悪役令嬢ですが推し事に忙しいので溺愛はご遠慮ください!~俺様王子と婚約破棄したいわたしの奮闘記~2
二章 アメリア・クラレンスの妃教育
本日から、王弟妃教育が始まる。
近衛騎士隊長であるクラークが、第二王子エリオットの婚約者であるアメリアの護衛騎士として就いた。

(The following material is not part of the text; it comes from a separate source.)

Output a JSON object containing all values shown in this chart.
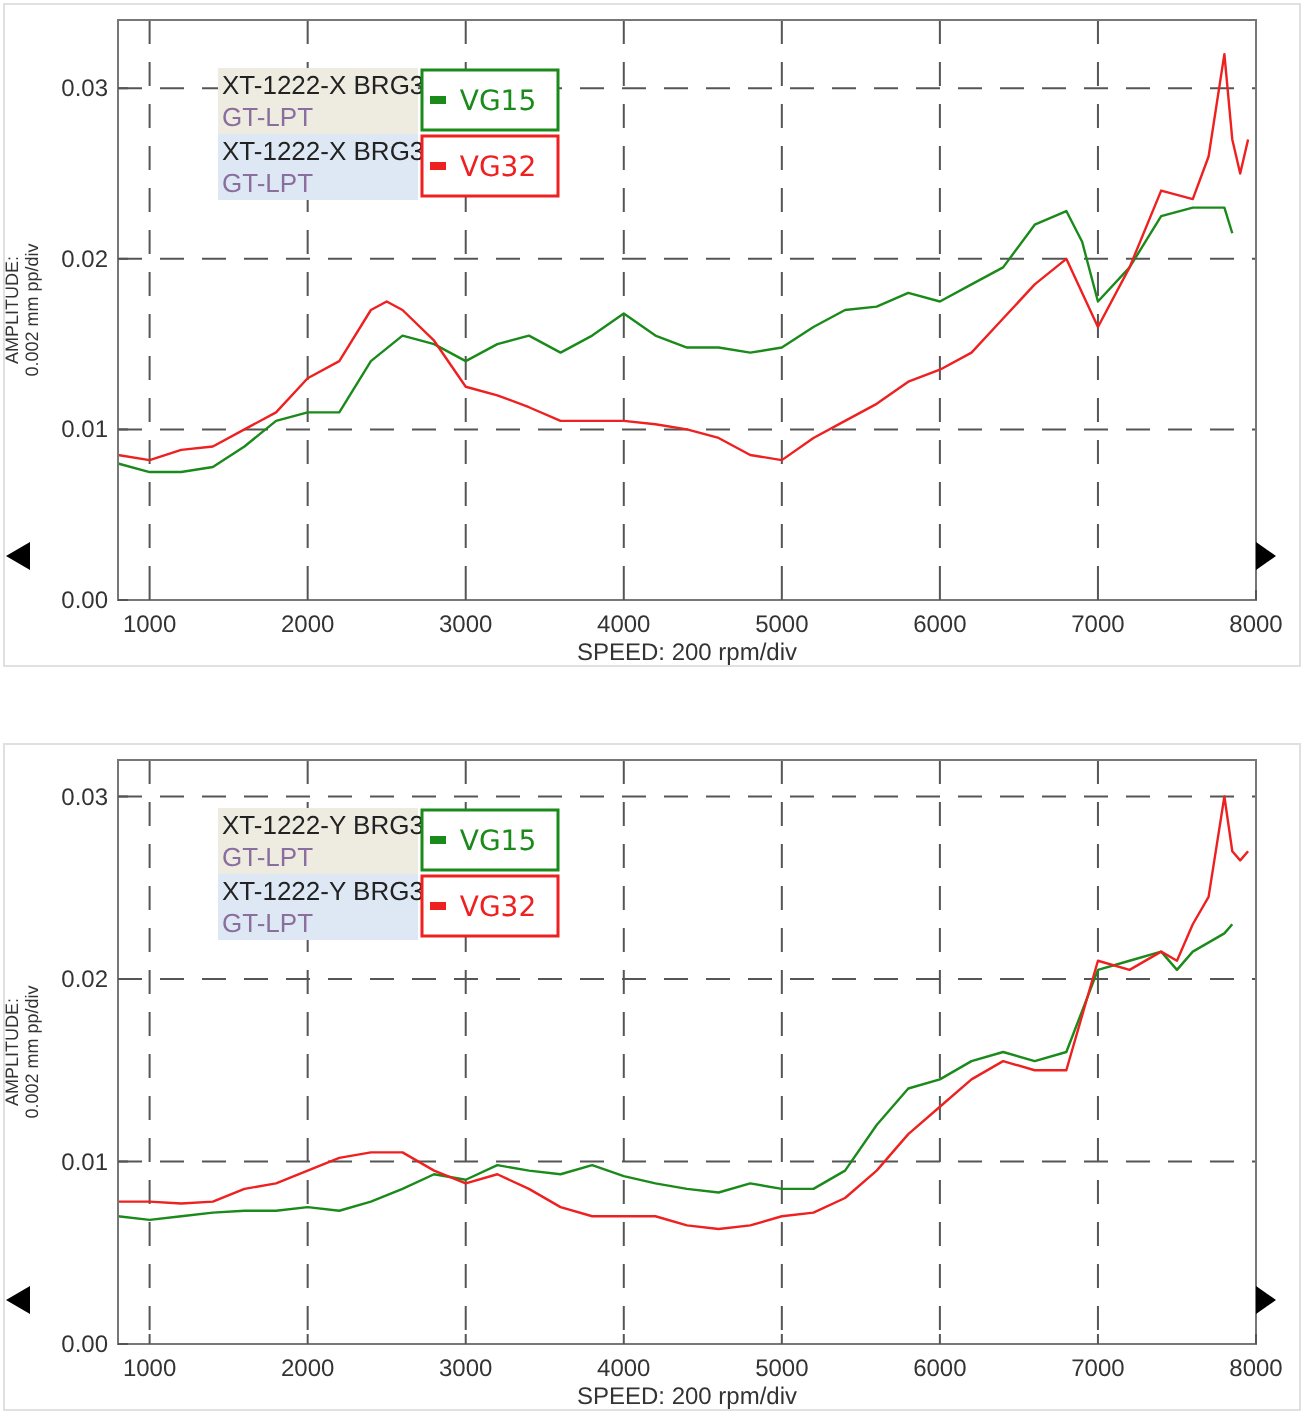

「普段も一緒にいることが多いので、なんか変な感じですね」
廊下を歩きながら、隣のクラークを見上げる。
「そうですかね。いつもは都合を付けての合間に、という感じでしたが」
彼は顎を撫でて呟く。
「まぁ、これからは仕事でも気兼ねなく同行可能と考えればよいのですよ。私の行動は、お前の希望などが最優先されますから」
「お仕事の方は大丈夫なんですか?」
「一部は引き継ぎなども済ませてあります。護衛騎士が臨機応変に対応できないのは、問題です」
そういうものであるらしい。
午前中の王宮中央は、人の行き来も落ち着いていた。事務官達も各持ち場に就いているのだろう。
アメリアは今、授業場所に指定された部屋とは別方向に歩いていた。
【時間があるので、授業前に少し立ち寄ってくれないか】
そうエリオットから伝言をもらったのだ。
「心配になったのかしら? わざわざ講師の方にも言って、急きょ時間を取ってもらうなんて」
「――まぁ、可能性としては一つ浮かびますがね」
クラークが、よそへ目を向けて口にした。